Way to low power telecom
New research by Columbia Engineering demonstrates remarkable optical nonlinear behavior of graphene that may lead to broad applications in optical interconnects and low-power photonic integrated circuits. With the placement of a sheet of graphene just one-carbon-atom-thick, the researchers transformed the originally passive device into an active one that generated microwave photonic signals and performed parametric wavelength conversion at telecommunication wavelengths.
"We have been able to demonstrate and explain the strong nonlinear response from graphene, which is the key component in this new hybrid device," says Tingyi Gu, the study's lead author and a Ph.D. candidate in electrical engineering. "Showing the power-efficiency of this graphene-silicon hybrid photonic chip is an important step forward in building all-optical processing elements that are essential to faster, more efficient, modern telecommunications. And it was really exciting to explore the 'magic' of graphene's amazingly conductive properties and see how graphene can boost optical nonlinearity, a property required for the digital on/off two-state switching and memory."

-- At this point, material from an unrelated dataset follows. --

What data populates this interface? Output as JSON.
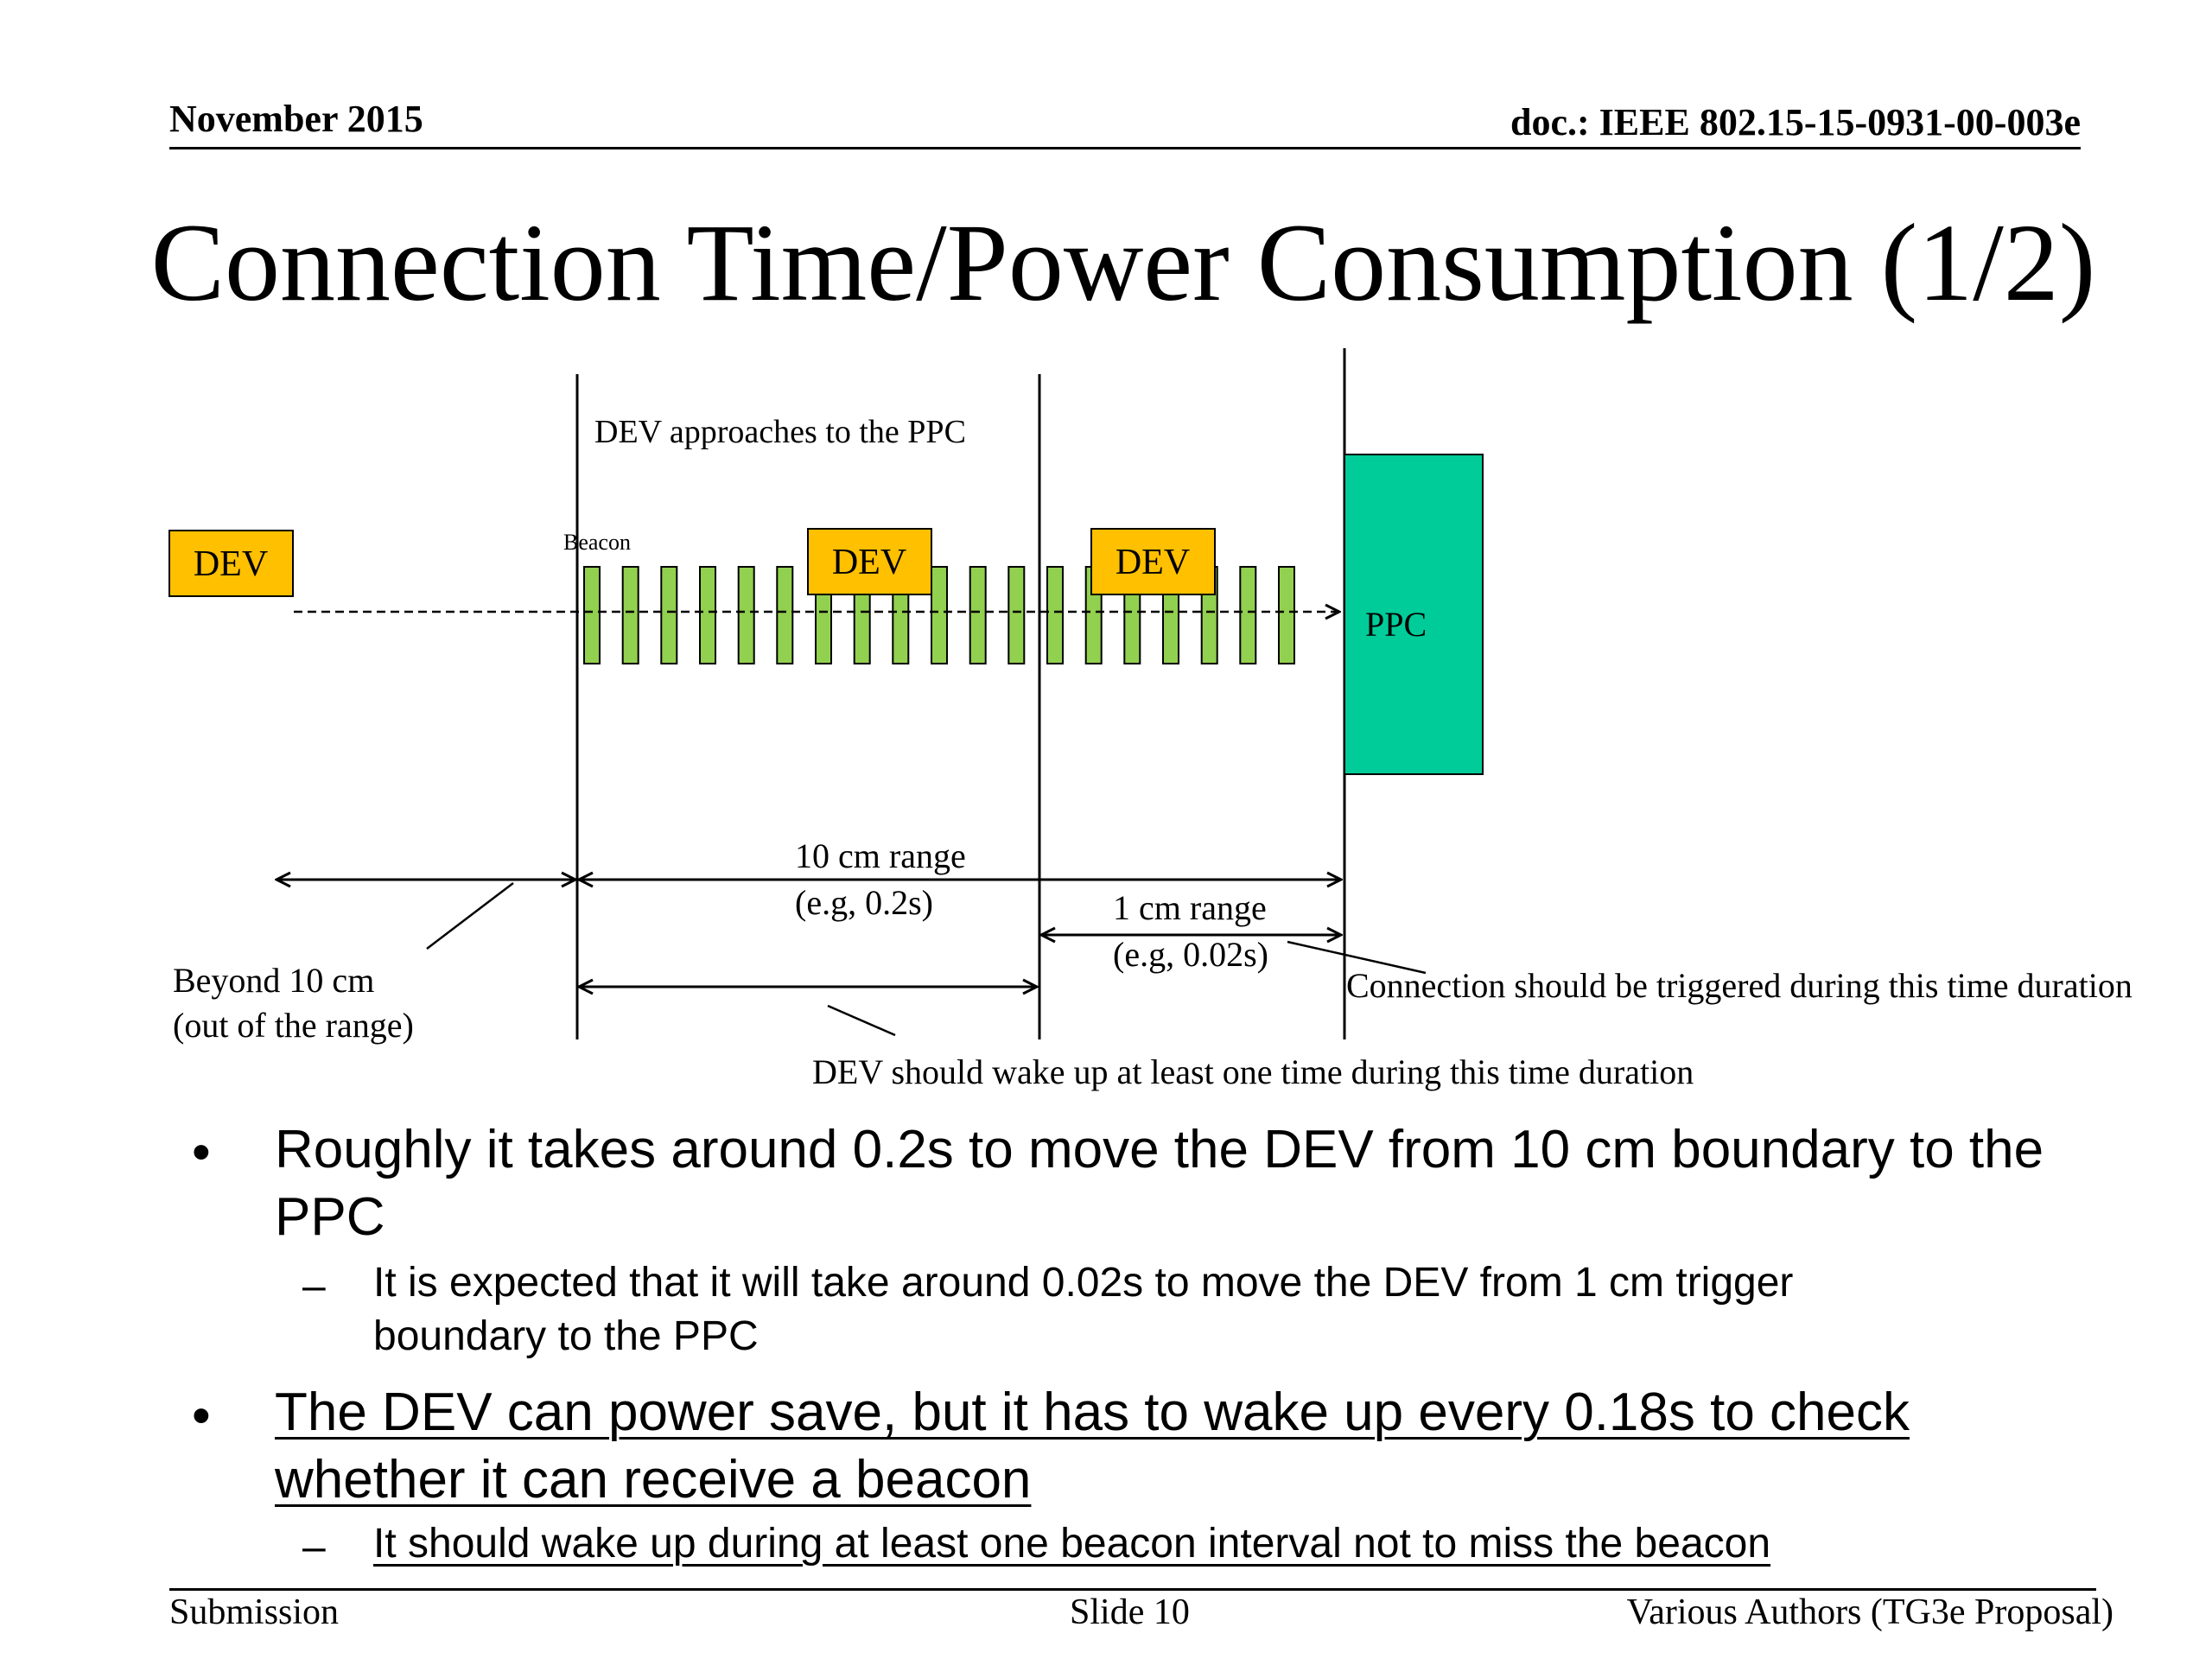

The study, led by Chee Wei Wong, professor of mechanical engineering, director of the Center for Integrated Science and Engineering, and Solid-State Science and Engineering, will be published online in the Advance Online Publication on Nature Photonics's website on July 15 and in print in the August issue. The team of researchers from Columbia Engineering and the Institute of Microelectronics in Singapore are working together to investigate optical physics, material science, and device physics to develop next-generation optoelectronic elements. They have engineered a graphene-silicon device whose optical nonlinearity enables the system parameters (such as transmittance and wavelength conversion) to change with the input power level.